2.2.2 Désaccords sur la stratégie.

Du côté de la documentation donc la récolte est assez maigre. Avec celle dont il dispose que faire ? C'est qu'en réalité plusieurs questions se posent. Y a-t-il d'abord matière à polémique dans les Mémoires ? Et quand bien même cela serait, faut-il pour autant répondre à Loisy ? Et dans ce cas, quelle ligne de défense faut-il adopter pour être réellement efficace ?

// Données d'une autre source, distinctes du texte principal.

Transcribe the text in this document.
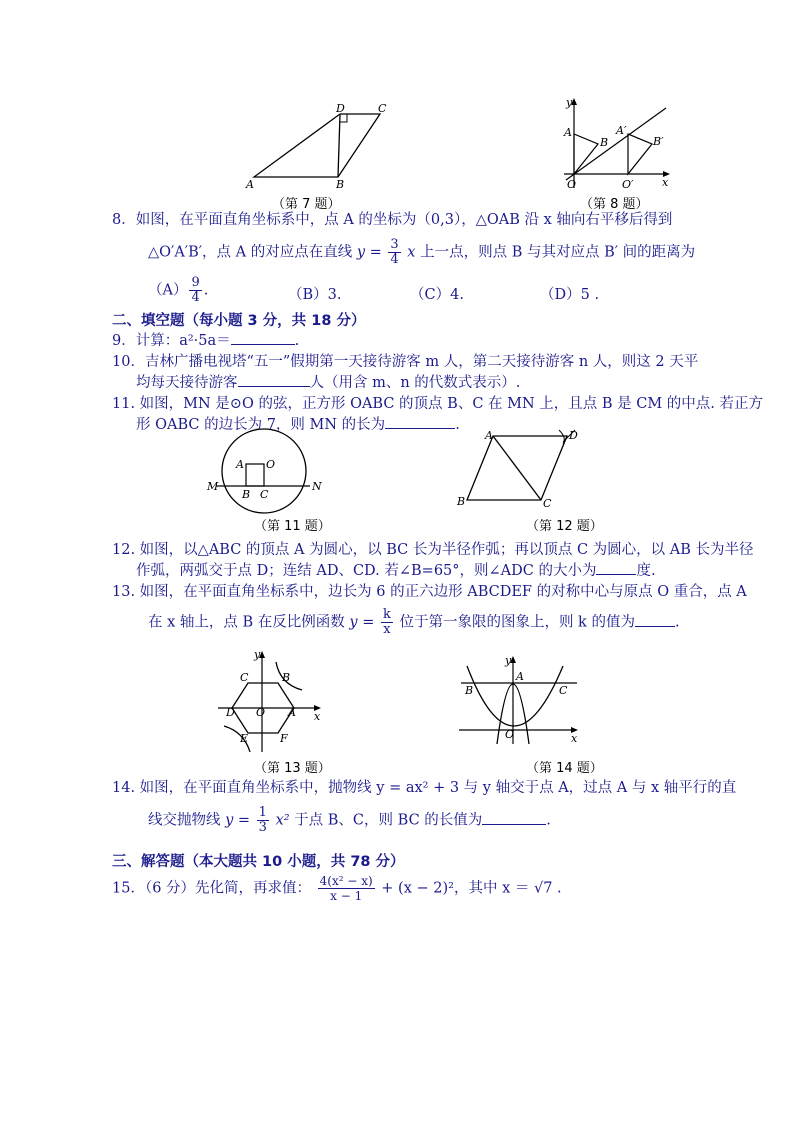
A	B
C
D
（第 7 题）
y
x
A
B
O
A′
B′
O′
（第 8 题）
8．如图，在平面直角坐标系中，点 A 的坐标为（0,3），△OAB 沿 x 轴向右平移后得到
△O′A′B′，点 A 的对应点在直线 $y = \frac{3}{4}$ x 上一点，则点 B 与其对应点 B′ 间的距离为
$(A) \frac{9}{4}$ .	（B）3.	（C）4.	（D）5 .
二、填空题（每小题 3 分，共 18 分）
9．计算：a²·5a＝	.
10．吉林广播电视塔“五一”假期第一天接待游客 m 人，第二天接待游客 n 人，则这 2 天平
均每天接待游客	人（用含 m、n 的代数式表示）.
11. 如图，MN 是⊙O 的弦，正方形 OABC 的顶点 B、C 在 MN 上，且点 B 是 CM 的中点. 若正方
形 OABC 的边长为 7，则 MN 的长为	.
A O
M
B C
N
（第 11 题）
A	D
B	C
（第 12 题）
12. 如图，以△ABC 的顶点 A 为圆心，以 BC 长为半径作弧；再以顶点 C 为圆心，以 AB 长为半径
作弧，两弧交于点 D；连结 AD、CD. 若∠B=65°，则∠ADC 的大小为	度.
13. 如图，在平面直角坐标系中，边长为 6 的正六边形 ABCDEF 的对称中心与原点 O 重合，点 A
在 x 轴上，点 B 在反比例函数 $y = \frac{k}{x}$ 位于第一象限的图象上，则 k 的值为	.
y
x
C	B
D O A
E	F
（第 13 题）
y
x
B
A
C
O
（第 14 题）
14. 如图，在平面直角坐标系中，抛物线 y = ax² + 3 与 y 轴交于点 A，过点 A 与 x 轴平行的直
线交抛物线 $y = \frac{1}{3} x^2$ 于点 B、C，则 BC 的长值为	.
三、解答题（本大题共 10 小题，共 78 分）
15．（6 分）先化简，再求值： $\frac{\text{4(x² − x)}}{x - 1} + (x - 2)^2$，其中 x ＝ √7 .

La réponse à la première question dépend évidemment de la lecture qui est faite des Mémoires de Loisy et donc de l'interprétation qu'on en a. L'abbé H. Bremond estime dans une conversation avec l'abbé Birot que "Loisy n'a rien dit qui ne soit profondément respectueux de Mgr Mignot et tout à son honneur, laissant bien voir, par des textes, la pensée véritable de l'archevêque qui se distingue de la sienne" 104 . De son côté l'abbé Rivière écrit qu'il n'a "encore rien trouvé de <vraiment> compromettant <en soi> pour Mgr Mignot" 105 . Tout autre est l'opinion du P. Lagrange qui estime que Loisy a "immolé à son moi Mgr Duchesne et Mgr Mignot, cet ami incomparable..." 106 .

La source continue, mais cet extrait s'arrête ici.